A broken hill confronts an abandoned warehouse. Exposed geological strata, softened by rainfall, mirror the red brick façade and white, boarded windows.
In “The City & The City: Mill Creek Valley” (2015) artist Mariam Ghani presents a vision of St. Louis that is raw and powerful but also achingly, elegiacally beautiful.
The image is part of “The City & The City,” a new series Ghani created while in residence at the Sam Fox School of Design & Visual Arts at Washington University in St. Louis.
At 6:30 p.m. Tuesday, April 7, Ghani — the 2014-15 Henry L. and Natalie E. Freund Teaching Fellow — will discuss her work at the Saint Louis Art Museum. The talk is free and open to the public.
The event coincides with the opening of “Currents 110: Mariam Ghani.” The exhibition features “The City & The City” as well as “Like Water From a Stone” (2014), a video exploring the mythologies and modern histories surrounding the jagged Norwegian coastline.
We sat down with Ghani to discuss “The City & The City,” post-Ferguson St. Louis and the importance of making space to listen.
“The City & The City” is inspired by China Miéville’s 2010 novel of the same title. Describe the premise.
Two cities are geographically intertwined but so spiritually divided that they became separate countries, despite being physically crosshatched together. Citizens learn from birth to un-see everything and everyone that belongs to the other city. They look away so quickly, it’s like nothing is there.
Your residency has coincided with a period of heightened tensions following the tragic events in Ferguson last August. Did Ferguson influence your approach?
Of course it did. Ferguson is the subtext for the show. But I’m also interested in making work that goes beyond the immediate moment to look at the deeper structures and longer histories of a place.
Erin Ellen Kelly, the choreographer I’ve been working with for the last nine years, grew up in St. Louis — her grandparents lived in (the neighborhood known as) Dogtown. That’s part of why I applied for the fellowship. I knew that we could make something interesting here. One constant in our collaborations is that they’re always about places and spatial politics. In St. Louis, you can’t really talk about spatial politics without talking about all these other things as well.
So I think “The City & The City” is the kind of project we were always going to make. Making it right now, things just became more acute.
“The City & The City” centers on a narrative video — a sort of murder mystery — that was shot in locations around St. Louis. But it also includes a sound installation and a series of still photographs. How do those three elements work together?
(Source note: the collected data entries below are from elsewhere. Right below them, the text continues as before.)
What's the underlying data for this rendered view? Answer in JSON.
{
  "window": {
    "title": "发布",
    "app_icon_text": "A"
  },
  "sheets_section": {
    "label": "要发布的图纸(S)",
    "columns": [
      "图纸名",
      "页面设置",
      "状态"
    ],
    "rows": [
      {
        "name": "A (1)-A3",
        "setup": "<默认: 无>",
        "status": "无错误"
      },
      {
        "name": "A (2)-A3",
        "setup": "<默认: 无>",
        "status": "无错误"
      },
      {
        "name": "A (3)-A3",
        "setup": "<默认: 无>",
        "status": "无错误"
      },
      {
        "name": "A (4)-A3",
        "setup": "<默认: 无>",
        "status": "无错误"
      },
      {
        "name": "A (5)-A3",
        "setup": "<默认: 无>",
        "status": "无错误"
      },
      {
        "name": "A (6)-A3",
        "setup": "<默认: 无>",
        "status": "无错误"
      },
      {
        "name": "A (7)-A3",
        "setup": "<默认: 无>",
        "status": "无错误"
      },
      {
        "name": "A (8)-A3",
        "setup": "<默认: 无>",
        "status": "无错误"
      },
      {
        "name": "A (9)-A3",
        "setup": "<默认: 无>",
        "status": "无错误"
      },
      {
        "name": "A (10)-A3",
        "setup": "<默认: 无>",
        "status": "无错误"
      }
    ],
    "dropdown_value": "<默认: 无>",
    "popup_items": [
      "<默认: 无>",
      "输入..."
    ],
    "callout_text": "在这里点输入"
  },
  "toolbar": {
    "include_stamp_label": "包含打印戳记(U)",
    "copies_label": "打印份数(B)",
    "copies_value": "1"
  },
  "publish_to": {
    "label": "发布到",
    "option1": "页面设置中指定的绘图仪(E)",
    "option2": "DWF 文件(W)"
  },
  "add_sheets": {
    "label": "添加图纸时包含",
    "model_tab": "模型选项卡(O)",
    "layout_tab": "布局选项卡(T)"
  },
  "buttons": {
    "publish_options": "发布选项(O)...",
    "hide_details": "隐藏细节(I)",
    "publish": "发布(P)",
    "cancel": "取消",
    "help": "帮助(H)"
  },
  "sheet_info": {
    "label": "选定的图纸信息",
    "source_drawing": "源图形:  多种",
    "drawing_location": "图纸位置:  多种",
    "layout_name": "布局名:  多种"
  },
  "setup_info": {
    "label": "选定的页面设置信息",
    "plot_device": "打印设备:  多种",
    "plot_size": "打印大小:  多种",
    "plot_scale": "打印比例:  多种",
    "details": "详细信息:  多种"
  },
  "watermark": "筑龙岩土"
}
Each part of the show functions a little differently, but each part also helps you to read the other parts.
The video uses ideas and plot elements from Miéville’s book as a conceptual framework that we map onto real places and real histories in St. Louis. The stills show some of those locations — Mill Creek Valley, the Cotton Belt Freight Depot, the former Pruitt-Igoe site and the deconsecrated church St. Liborius — but with the element of fiction removed. The places are themselves again, grounded in reality.
For the sound installation, I invited people from all over St. Louis — different ages, different races, different genders, different classes — to perform an open-ended script, which sparked all sorts of stories about how we relate to public space.
That’s an elegant structure. It allows you to experience and react to the city, but also for the city to speak back to you.
I think artists should always make space to listen. This is not necessarily what artists are taught to do, and expressing oneself is of course also valuable. But to be present for someone else, to listen and to allow them to speak — that can be an intense, and even exhausting, experience.
For the sound piece, did you learn anything that really surprised you?
I don’t know. I’m still absorbing everything that was said. It was more about just being in the room and giving people the space to speak.
But there were contradictions. … A number of people said something like “When a stranger approaches, my first impulse is to smile and say hi.” But others would say, “I smile, but it’s very rare that anyone smiles back at me.”
It just goes to show that everyone’s city is a little different.
We all live in cities within cities. Maybe they overlap, maybe they don’t.
About the lecture and exhibit
“Currents 110: Mariam Ghani” is curated by Eric Lutz, associate curator of prints, drawings and photographs, with Molly Moog, research assistant. The exhibition formally opens Wednesday, April 8, and remains on view through Sunday, July 12.